Повествование ведется от лица собачки.
Отрывок:
Когда мы садились в машину, повалил снег. Первый снег. Я догадывался, что мне предстоит, и я трясся и боялся неизвестности, как тогда, в детстве. И, как в детстве, вцепился когтями в свитер очень большого человека, которого теперь почти тринадцать лет знал под именем хозяина.

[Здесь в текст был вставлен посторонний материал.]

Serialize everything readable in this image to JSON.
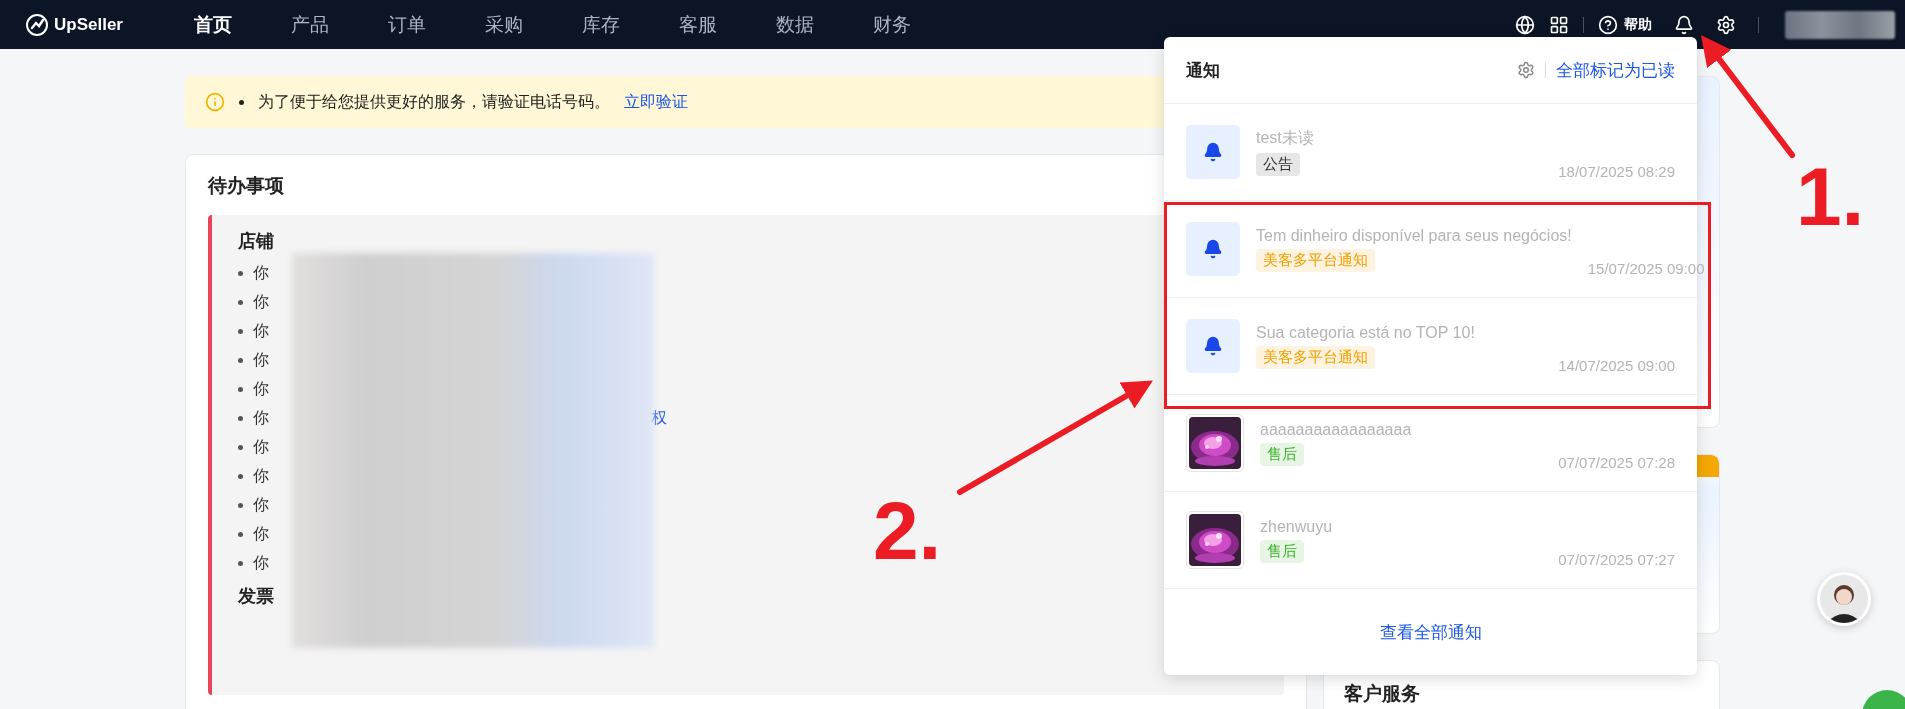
{
  "nav": {
    "logo": "UpSeller",
    "menu": [
      {
        "label": "首页",
        "selected": true
      },
      {
        "label": "产品",
        "selected": false
      },
      {
        "label": "订单",
        "selected": false
      },
      {
        "label": "采购",
        "selected": false
      },
      {
        "label": "库存",
        "selected": false
      },
      {
        "label": "客服",
        "selected": false
      },
      {
        "label": "数据",
        "selected": false
      },
      {
        "label": "财务",
        "selected": false
      }
    ],
    "help": "帮助"
  },
  "alert": {
    "message": "为了便于给您提供更好的服务，请验证电话号码。",
    "link": "立即验证"
  },
  "todo": {
    "title": "待办事项",
    "sections": [
      {
        "heading": "店铺",
        "items": [
          {
            "text": "你"
          },
          {
            "text": "你"
          },
          {
            "text": "你"
          },
          {
            "text": "你"
          },
          {
            "text": "你"
          },
          {
            "text": "你",
            "link": "权"
          },
          {
            "text": "你"
          },
          {
            "text": "你"
          },
          {
            "text": "你"
          },
          {
            "text": "你"
          },
          {
            "text": "你"
          }
        ]
      },
      {
        "heading": "发票"
      }
    ]
  },
  "right_cards": [
    {
      "kind": "plain"
    },
    {
      "kind": "tagged"
    },
    {
      "kind": "titled",
      "title": "客户服务"
    }
  ],
  "notifications": {
    "title": "通知",
    "mark_all": "全部标记为已读",
    "items": [
      {
        "kind": "bell",
        "title": "test未读",
        "tag": {
          "text": "公告",
          "color": "#333333"
        },
        "time": "18/07/2025 08:29"
      },
      {
        "kind": "bell",
        "title": "Tem dinheiro disponível para seus negócios!",
        "tag": {
          "text": "美客多平台通知",
          "color": "#f0a000"
        },
        "time": "15/07/2025 09:00"
      },
      {
        "kind": "bell",
        "title": "Sua categoria está no TOP 10!",
        "tag": {
          "text": "美客多平台通知",
          "color": "#f0a000"
        },
        "time": "14/07/2025 09:00"
      },
      {
        "kind": "picture",
        "title": "aaaaaaaaaaaaaaaaa",
        "tag": {
          "text": "售后",
          "color": "#3bb02a"
        },
        "time": "07/07/2025 07:28"
      },
      {
        "kind": "picture",
        "title": "zhenwuyu",
        "tag": {
          "text": "售后",
          "color": "#3bb02a"
        },
        "time": "07/07/2025 07:27"
      }
    ],
    "footer": "查看全部通知"
  },
  "annotations": [
    {
      "label": "1."
    },
    {
      "label": "2."
    }
  ]
}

В клинике нас попросили подождать. Возле нас сидел щенок йоркширского терьера с розовым бантиком на голове, а маленькая девочка расчёсывала его мягкую шерсть. Медсестра позвала нас в процедурную. Меня положили на пелёнку, и она сказала хозяину, что будет два укола: снотворное и сама инъекция. Она ввела снотворное. Я ничего не почувствовал, разве что лапы ослабели, а в голове загулял ветер. Я уговаривал себя не закрывать глаза: я никогда не любил темноты и хотел до последнего видеть хозяина.
На мгновение сделалось темно – и вот я уже парю над своим тельцем, которое заворачивают в кулёк и передают хозяину и маме, которых бьёт озноб. Я лаю им, что всё хорошо, что я тут, над ними, но они не слышат меня.
Я парю за их машиной до самого дома. Хозяин вытаскивает из багажника кулёк и несёт его на задний двор. Ямка уже готова – прям под высоченной елью. Хозяин опускается на колени, кладёт кулёк в ямку, мама приносит мою кофточку, мой ветеринарный паспорт, мой поводок, пакетик с моим любимым печеньем и веточку туи. Пусть у него там всё будет, говорит она.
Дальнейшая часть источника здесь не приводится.